Waypoint

A Question of Perception — Talking Autonomous Robot Navigation with Prof. Davide Scaramuzza

The head of the University of Zurich’s Robotics and Perception Group, Professor Davide Scaramuzza, works at the intersection of computer vision and control—using cutting-edge sensors and algorithms to help terrestrial and flying robots (and, possibly, future spaceships) navigate 100% autonomously. Waypoint caught up with him to learn more.

Hello professor, why don’t you start by telling us a little about yourself?

Sure. I am Assistant Professor of Robotics at the University of Zurich, where I lead the Robotics and Perception Group (RPG). This group is currently made up of 12 people, all with engineering and science backgrounds. I got my PhD at ETH under the supervision of Roland Siegwart and a postdoc at the University of Pennsylvania, under the supervision of Kostas Daniilidis and Vijay Kumar.

From 2009 to 2012, I led the European project SFLY, which introduced the world’s first autonomous navigation of micro quadrotors in GPS-denied environments, using vision as the main sensor modality. The project involved five research groups across Europe and the popular Pixhawk drone autopilot and Ascending Technologies’ Firefly hexacopter were some of the SFLY’s key outcomes.

UZH_Scaramuzza_Davide®Bruederli_Small
Professor Davide Scaramuzza leads the University of Zurich’s Robotics and Perception Group (RPG), which works at the intersection of computer vision and control. (Photo: Davide Scaramuzza.)

Could you give us a brief overview of RPG’s focus areas?

My main research interest is computer vision, applied to the autonomous navigation of visually-guided ground and micro flying robots. I’m interested in machines that actively move and interact with the environment, driven by visual input.

Another area I research is low-latency vision. The past fifty years of research have been dedicated to standard vision sensors, which output frames at regular time intervals, whereas ‘event-based’ vision sensors are a new class of sensors that imitate the human eye, in that every pixel is independent of the others and asynchronously sends information when the intensity signal changes over time.

These event-based sensors are really the technology of the future and will drastically change robot perception by enabling a new class of algorithms with a latency of just microseconds. They will make robots able to execute agile maneuvers like birds could only do so far.

Event-based sensors are really the technology of the future

When you’re talking about event-based vision sensors, is your research looking at developing the sensors themselves or the algorithms used to control those sensors, or both?

Just the algorithms. The sensors themselves we buy from a company, actually a start-up out of the University of Zurich and ETH Zurich, called iniLabs. It’s a very new sensor, completely different from the state-of-the-art cameras of today. This doesn’t stream frames but just a sequence of events, so very little theory has been developed to use this sensor.

We are living in an exciting time where basically we are developing new algorithms for a new sensor which, hopefully, will change robotics in the next five to ten years.
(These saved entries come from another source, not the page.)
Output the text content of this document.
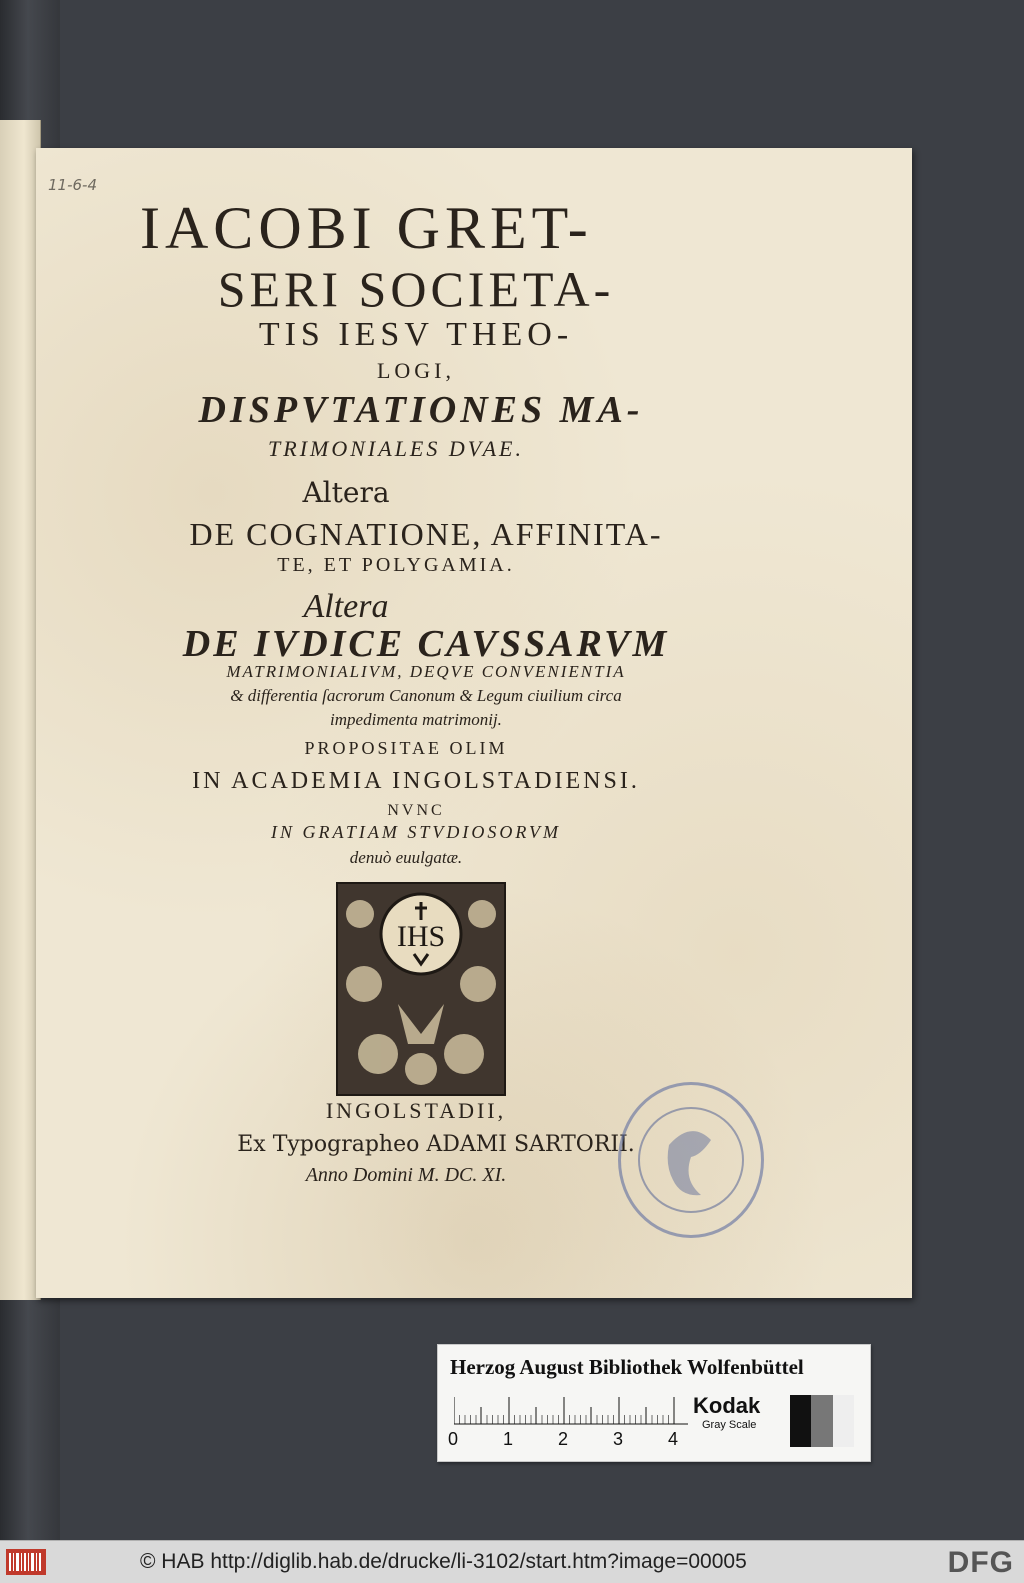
11-6-4
IACOBI GRET-
SERI SOCIETA-
TIS IESV THEO-
LOGI,
DISPVTATIONES MA-
TRIMONIALES DVAE.
Altera
DE COGNATIONE, AFFINITA-
TE, ET POLYGAMIA.
Altera
DE IVDICE CAVSSARVM
MATRIMONIALIVM, DEQVE CONVENIENTIA
& differentia ſacrorum Canonum & Legum ciuilium circa
impedimenta matrimonij.
PROPOSITAE OLIM
IN ACADEMIA INGOLSTADIENSI.
NVNC
IN GRATIAM STVDIOSORVM
denuò euulgatæ.
IHS
INGOLSTADII,
Ex Typographeo ADAMI SARTORII.
Anno Domini M. DC. XI.
Herzog August Bibliothek Wolfenbüttel
0 1 2 3 4
Kodak
Gray Scale
© HAB http://diglib.hab.de/drucke/li-3102/start.htm?image=00005	DFG
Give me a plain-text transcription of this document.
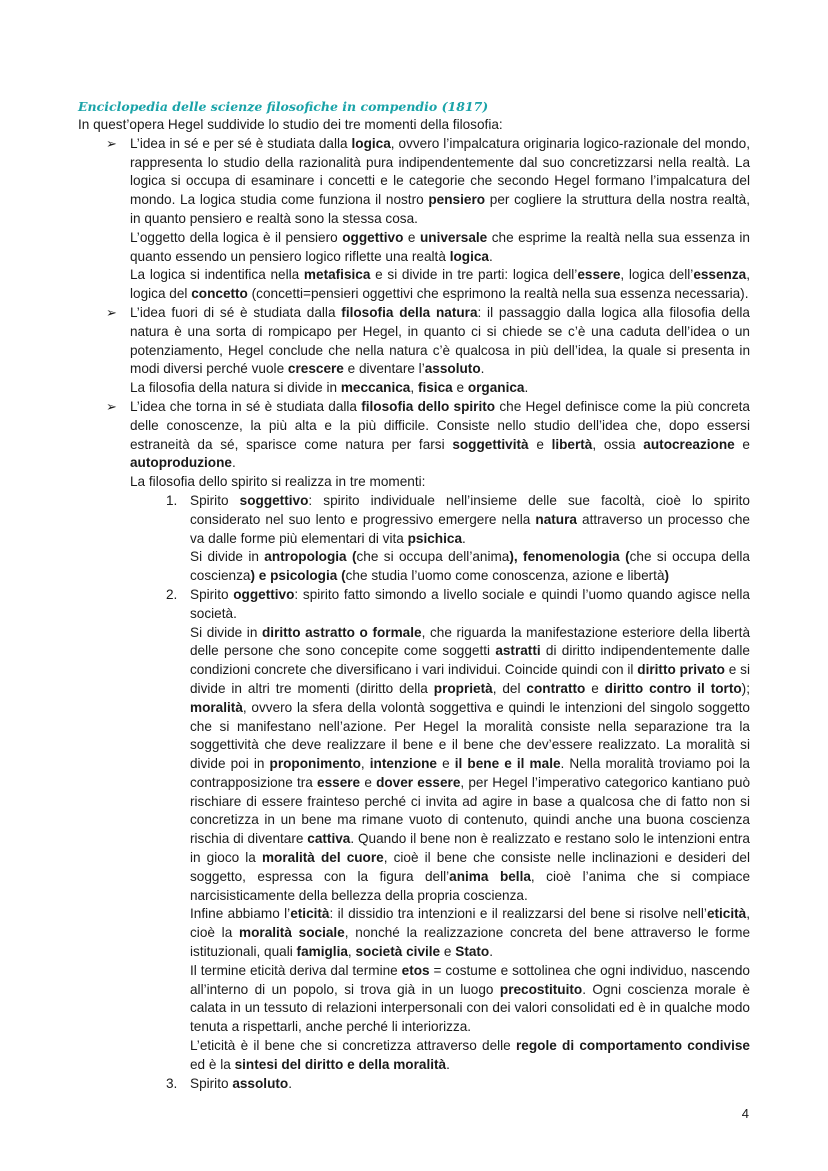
Enciclopedia delle scienze filosofiche in compendio (1817)

In quest’opera Hegel suddivide lo studio dei tre momenti della filosofia:

➢ L’idea in sé e per sé è studiata dalla logica, ovvero l’impalcatura originaria logico-razionale del mondo, rappresenta lo studio della razionalità pura indipendentemente dal suo concretizzarsi nella realtà. La logica si occupa di esaminare i concetti e le categorie che secondo Hegel formano l’impalcatura del mondo. La logica studia come funziona il nostro pensiero per cogliere la struttura della nostra realtà, in quanto pensiero e realtà sono la stessa cosa.

L’oggetto della logica è il pensiero oggettivo e universale che esprime la realtà nella sua essenza in quanto essendo un pensiero logico riflette una realtà logica.

La logica si indentifica nella metafisica e si divide in tre parti: logica dell’essere, logica dell’essenza, logica del concetto (concetti=pensieri oggettivi che esprimono la realtà nella sua essenza necessaria).

➢ L’idea fuori di sé è studiata dalla filosofia della natura: il passaggio dalla logica alla filosofia della natura è una sorta di rompicapo per Hegel, in quanto ci si chiede se c’è una caduta dell’idea o un potenziamento, Hegel conclude che nella natura c’è qualcosa in più dell’idea, la quale si presenta in modi diversi perché vuole crescere e diventare l’assoluto.

La filosofia della natura si divide in meccanica, fisica e organica.

➢ L’idea che torna in sé è studiata dalla filosofia dello spirito che Hegel definisce come la più concreta delle conoscenze, la più alta e la più difficile. Consiste nello studio dell’idea che, dopo essersi estraneità da sé, sparisce come natura per farsi soggettività e libertà, ossia autocreazione e autoproduzione.

La filosofia dello spirito si realizza in tre momenti:

1. Spirito soggettivo: spirito individuale nell’insieme delle sue facoltà, cioè lo spirito considerato nel suo lento e progressivo emergere nella natura attraverso un processo che va dalle forme più elementari di vita psichica.

Si divide in antropologia (che si occupa dell’anima), fenomenologia (che si occupa della coscienza) e psicologia (che studia l’uomo come conoscenza, azione e libertà)

2. Spirito oggettivo: spirito fatto simondo a livello sociale e quindi l’uomo quando agisce nella società.

Si divide in diritto astratto o formale, che riguarda la manifestazione esteriore della libertà delle persone che sono concepite come soggetti astratti di diritto indipendentemente dalle condizioni concrete che diversificano i vari individui. Coincide quindi con il diritto privato e si divide in altri tre momenti (diritto della proprietà, del contratto e diritto contro il torto); moralità, ovvero la sfera della volontà soggettiva e quindi le intenzioni del singolo soggetto che si manifestano nell’azione. Per Hegel la moralità consiste nella separazione tra la soggettività che deve realizzare il bene e il bene che dev’essere realizzato. La moralità si divide poi in proponimento, intenzione e il bene e il male. Nella moralità troviamo poi la contrapposizione tra essere e dover essere, per Hegel l’imperativo categorico kantiano può rischiare di essere frainteso perché ci invita ad agire in base a qualcosa che di fatto non si concretizza in un bene ma rimane vuoto di contenuto, quindi anche una buona coscienza rischia di diventare cattiva. Quando il bene non è realizzato e restano solo le intenzioni entra in gioco la moralità del cuore, cioè il bene che consiste nelle inclinazioni e desideri del soggetto, espressa con la figura dell’anima bella, cioè l’anima che si compiace narcisisticamente della bellezza della propria coscienza.

Infine abbiamo l’eticità: il dissidio tra intenzioni e il realizzarsi del bene si risolve nell’eticità, cioè la moralità sociale, nonché la realizzazione concreta del bene attraverso le forme istituzionali, quali famiglia, società civile e Stato.

Il termine eticità deriva dal termine etos = costume e sottolinea che ogni individuo, nascendo all’interno di un popolo, si trova già in un luogo precostituito. Ogni coscienza morale è calata in un tessuto di relazioni interpersonali con dei valori consolidati ed è in qualche modo tenuta a rispettarli, anche perché li interiorizza.

L’eticità è il bene che si concretizza attraverso delle regole di comportamento condivise ed è la sintesi del diritto e della moralità.

3. Spirito assoluto.

4
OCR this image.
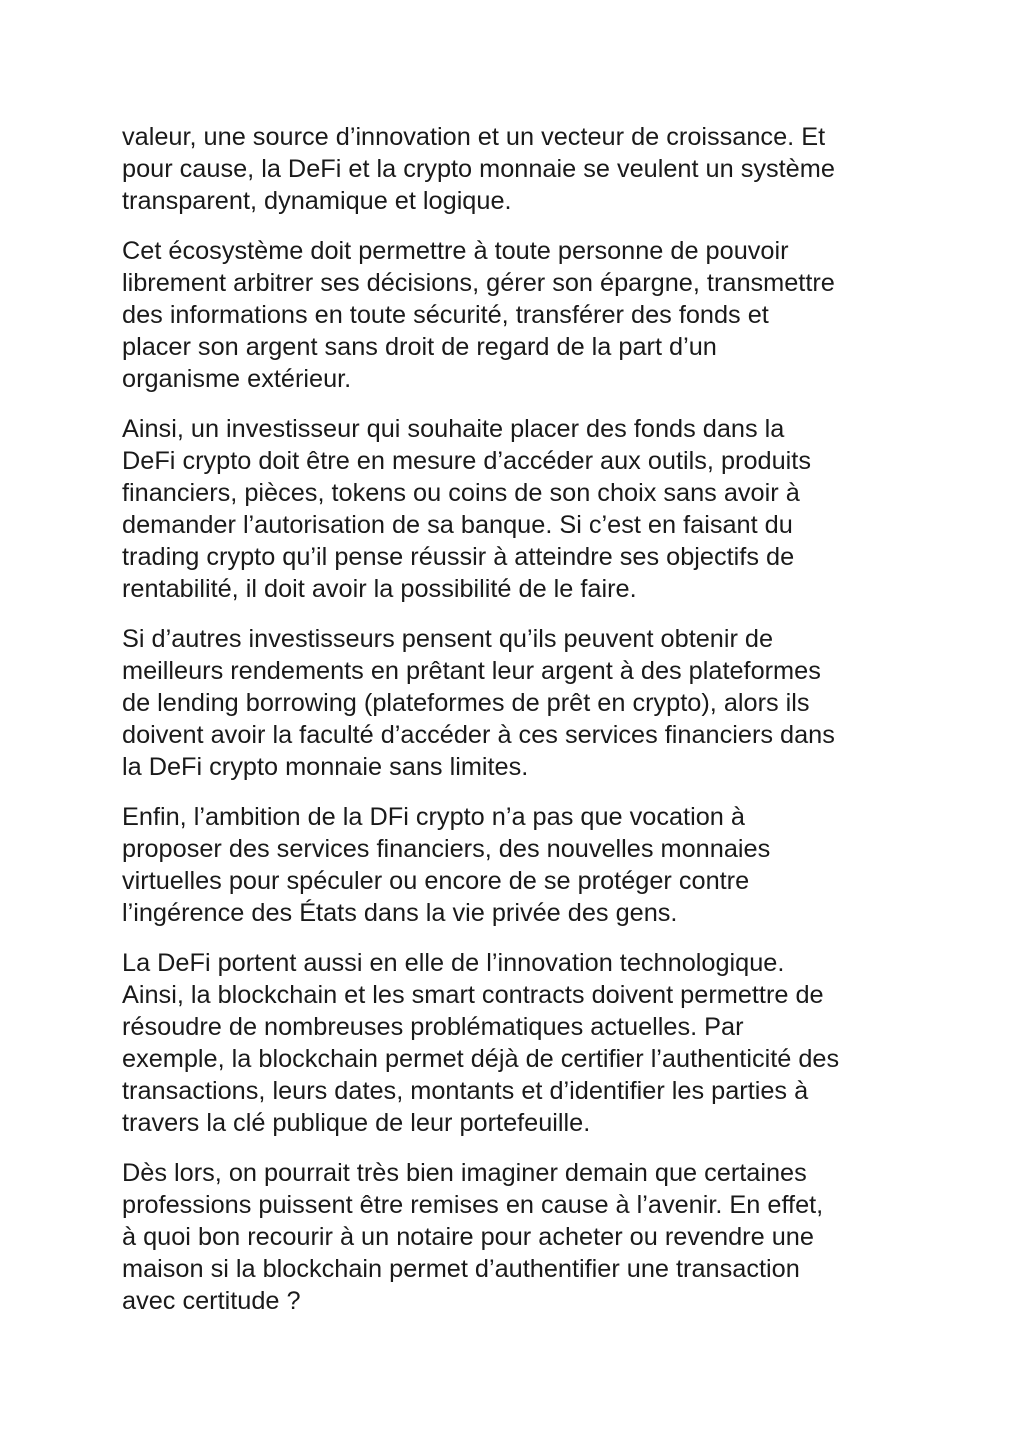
valeur, une source d’innovation et un vecteur de croissance. Et
pour cause, la DeFi et la crypto monnaie se veulent un système
transparent, dynamique et logique.

Cet écosystème doit permettre à toute personne de pouvoir
librement arbitrer ses décisions, gérer son épargne, transmettre
des informations en toute sécurité, transférer des fonds et
placer son argent sans droit de regard de la part d’un
organisme extérieur.

Ainsi, un investisseur qui souhaite placer des fonds dans la
DeFi crypto doit être en mesure d’accéder aux outils, produits
financiers, pièces, tokens ou coins de son choix sans avoir à
demander l’autorisation de sa banque. Si c’est en faisant du
trading crypto qu’il pense réussir à atteindre ses objectifs de
rentabilité, il doit avoir la possibilité de le faire.

Si d’autres investisseurs pensent qu’ils peuvent obtenir de
meilleurs rendements en prêtant leur argent à des plateformes
de lending borrowing (plateformes de prêt en crypto), alors ils
doivent avoir la faculté d’accéder à ces services financiers dans
la DeFi crypto monnaie sans limites.

Enfin, l’ambition de la DFi crypto n’a pas que vocation à
proposer des services financiers, des nouvelles monnaies
virtuelles pour spéculer ou encore de se protéger contre
l’ingérence des États dans la vie privée des gens.

La DeFi portent aussi en elle de l’innovation technologique.
Ainsi, la blockchain et les smart contracts doivent permettre de
résoudre de nombreuses problématiques actuelles. Par
exemple, la blockchain permet déjà de certifier l’authenticité des
transactions, leurs dates, montants et d’identifier les parties à
travers la clé publique de leur portefeuille.

Dès lors, on pourrait très bien imaginer demain que certaines
professions puissent être remises en cause à l’avenir. En effet,
à quoi bon recourir à un notaire pour acheter ou revendre une
maison si la blockchain permet d’authentifier une transaction
avec certitude ?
We are living in an exciting time, where basically we are developing new algorithms for a new sensor which, hopefully, will change robotics in the next five to ten years

It’s more than a fast camera, the sensor has zero delay—a latency of just a few microseconds!—so you can use it in applications where a fast response is needed, such as drones. These are among the most agile robot platforms you can actually use. They can accelerate faster than a car, and whereas a car is constrained to a road, a quadrotor can have very steep changes of direction that a car could never have. So, if I had to suggest another potential flying application for such technology in the future, besides drones, it would be spaceships! However, automotive will also strongly benefit from this new sensor; the low latency would allow a car to detect obstacles or people suddenly jumping into the street more quickly than any camera, laser or radar could ever do, thus saving more lives.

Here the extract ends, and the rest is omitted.